North America is also Mexico. Corruption, drug cartels and fear of violent death is what American Manifest Destiny left in its wake. No democracy, rather a gringo legacy of hate and violence. The notion of family love and solidarity has been replaced by the values of money and personal gain. And we presume to preach to the Ukrainians about democracy and freedom Their understanding of the West is expressed by the military equipment arriving each day. Freedom cannot be found exclusively in a tank. Russia has imposed this deadly logic on innocent people on both sides. I have seen such damage with my own eyes in Syria at a time when the West did not care to look. The Western ignorance reared its ugly head again by its silence meaning that Arabs are expendable and why bother. War is never positive and increases the suffering of the innocent. Letting allies down especially in crisis zones is a recipe for future trouble. If only former President Obama had understood that.

We have not heeded the wise caveats of philosophers like Marshall McLuhan who taught us that the medium is the message. The so-called politically neutral media now hide the truth, proliferate disinformation and seek to deaden the masses with maxims and trivia. Their goal is to seek political cover in order to ply their unseemly wares. In this, Trump was right. It explains his rise to power and will probably spell his demise. Hegelians will nod and smile, the dialectical law of the negation of the negation is at work, as always.

The internet age as multiplied the insipid world of screens, both small and large. Make computers friendly said Steve Jobs and make money. Modern internet technology, while useful in several specific instances, has set human social interaction back at least 20 years. It is a trap, an invitation for popular hysteria and nihilism. As McLuhan had predicted, the new internet medium has dealt a blow to human progress, the end of which is still not in sight. It has become an excuse to make money off the unhappiness of many, a prop used to justify a reduction of freedom in our daily lives. The homeless, the poor, the mentally challenged, minorities, majorities many have fallen at the altar of its alleged progressive nature.

Education is where perhaps the rot can be stemmed in the long term, if not stopped.

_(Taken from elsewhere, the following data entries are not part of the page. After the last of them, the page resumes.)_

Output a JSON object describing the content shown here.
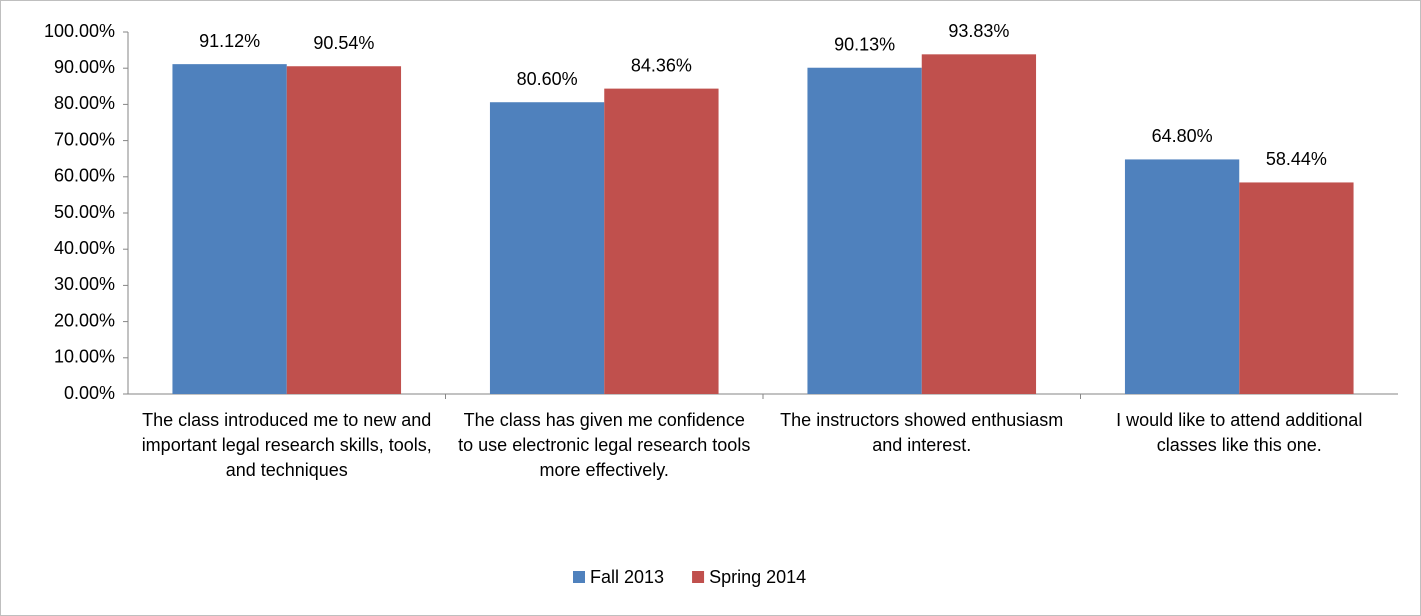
{
  "chart_data": {
    "type": "bar",
    "categories": [
      "The class introduced me to new and important legal research skills, tools, and techniques",
      "The class has given me confidence to use electronic legal research tools more effectively.",
      "The instructors showed enthusiasm and interest.",
      "I would like to attend additional classes like this one."
    ],
    "series": [
      {
        "name": "Fall 2013",
        "color": "#4f81bd",
        "values": [
          91.12,
          80.6,
          90.13,
          64.8
        ],
        "value_labels": [
          "91.12%",
          "80.60%",
          "90.13%",
          "64.80%"
        ]
      },
      {
        "name": "Spring 2014",
        "color": "#c0504d",
        "values": [
          90.54,
          84.36,
          93.83,
          58.44
        ],
        "value_labels": [
          "90.54%",
          "84.36%",
          "93.83%",
          "58.44%"
        ]
      }
    ],
    "ylim": [
      0,
      100
    ],
    "yticks": [
      {
        "value": 0,
        "label": "0.00%"
      },
      {
        "value": 10,
        "label": "10.00%"
      },
      {
        "value": 20,
        "label": "20.00%"
      },
      {
        "value": 30,
        "label": "30.00%"
      },
      {
        "value": 40,
        "label": "40.00%"
      },
      {
        "value": 50,
        "label": "50.00%"
      },
      {
        "value": 60,
        "label": "60.00%"
      },
      {
        "value": 70,
        "label": "70.00%"
      },
      {
        "value": 80,
        "label": "80.00%"
      },
      {
        "value": 90,
        "label": "90.00%"
      },
      {
        "value": 100,
        "label": "100.00%"
      }
    ],
    "grid": false,
    "legend": "bottom"
  }
}
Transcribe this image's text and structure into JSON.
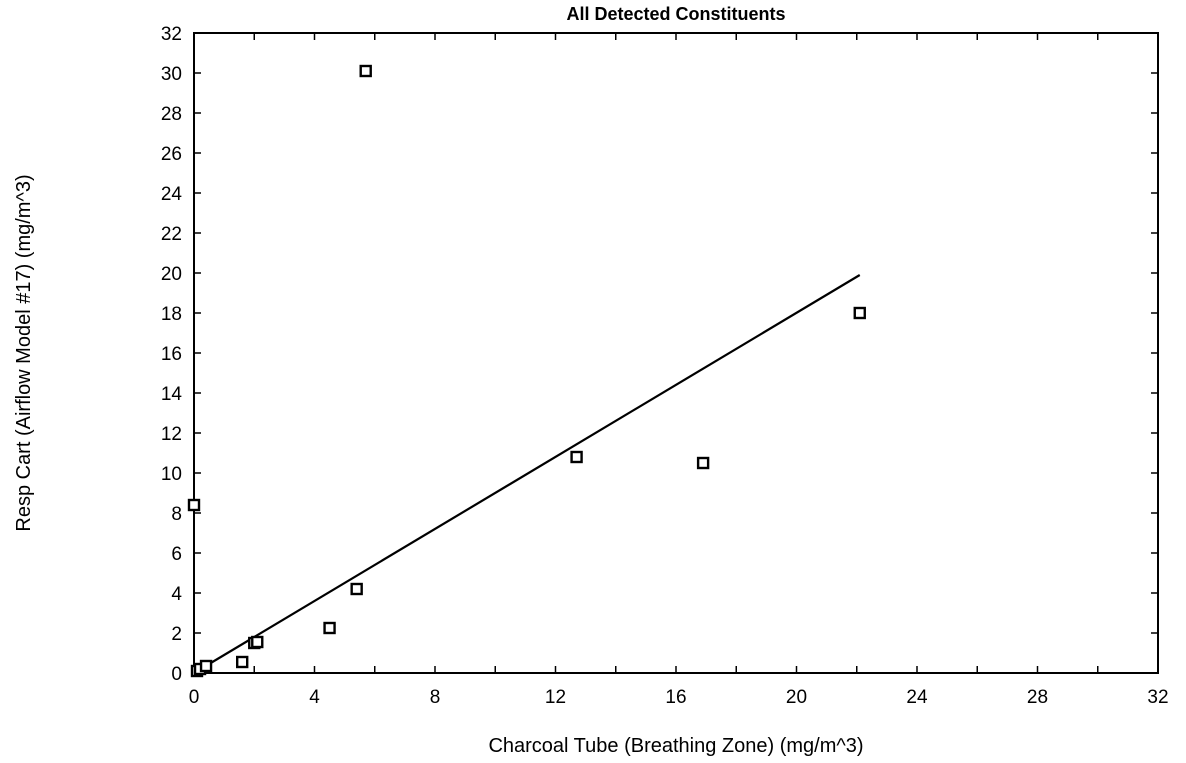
{
  "chart_data": {
    "type": "scatter",
    "title": "All Detected Constituents",
    "xlabel": "Charcoal Tube (Breathing Zone) (mg/m^3)",
    "ylabel": "Resp Cart (Airflow Model #17) (mg/m^3)",
    "xlim": [
      0,
      32
    ],
    "ylim": [
      0,
      32
    ],
    "x_ticks": [
      0,
      4,
      8,
      12,
      16,
      20,
      24,
      28,
      32
    ],
    "y_ticks": [
      0,
      2,
      4,
      6,
      8,
      10,
      12,
      14,
      16,
      18,
      20,
      22,
      24,
      26,
      28,
      30,
      32
    ],
    "grid": false,
    "marker": "open-square",
    "series": [
      {
        "points": [
          {
            "x": 0.0,
            "y": 8.4
          },
          {
            "x": 0.1,
            "y": 0.1
          },
          {
            "x": 0.2,
            "y": 0.2
          },
          {
            "x": 0.4,
            "y": 0.35
          },
          {
            "x": 1.6,
            "y": 0.55
          },
          {
            "x": 2.0,
            "y": 1.5
          },
          {
            "x": 2.1,
            "y": 1.55
          },
          {
            "x": 4.5,
            "y": 2.25
          },
          {
            "x": 5.4,
            "y": 4.2
          },
          {
            "x": 5.7,
            "y": 30.1
          },
          {
            "x": 12.7,
            "y": 10.8
          },
          {
            "x": 16.9,
            "y": 10.5
          },
          {
            "x": 22.1,
            "y": 18.0
          }
        ]
      }
    ],
    "fit_line": {
      "x": [
        0.0,
        22.1
      ],
      "y": [
        0.0,
        19.9
      ]
    },
    "colors": {
      "marker": "#000000",
      "line": "#000000",
      "axes": "#000000",
      "background": "#ffffff"
    }
  }
}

To reverse the nihilism now infecting our educational systems, whether they are de-centralized or not, is impossible for me to imagine. The modern fetish with rights and entitlements has ruined the profession of teaching and rendered teaching not a pleasure but an obstacle course. And the low pay runs in tandem with a progressive decline in quality and quantity. We are shaping a continent of Borg-like automats devoid of creative ability and values.

Leave no child behind spoken from the mouth of one the merry band of profligates has become a codeword for mediocrity and decline. As a teacher and university professor myself, I speak from experience. The love of teaching, that special brand of intimacy and social duty, has been dashed by thoughtless bureaucrats and ideologues with little or no concern for the recipients of knowledge. The view is that education must appear in the robes of equality and freedom while secretly replicating the ambiguous values of individual freedom. The crisis in education hits home hard since, if we are to pull out of this morass, it will be by properly educating our youth and instilling values including respect for the values of intelligence.

Not elitism, rather values like freedom and the common good. Abandon the hypocrisy and soothsaying. Indignez-vous!

The Outcast, weakened by a sense of growing desperation, returns to his tiny island kingdom of thieves and scoundrels, a place where truth and ideas are the money of kings.

Indignez-vous!

Bruce Mabley

Dr. Bruce Mabley is a former Canadian diplomat having served in the Middle East, and is the director of the Mackenzie-Papineau think tank in Montreal.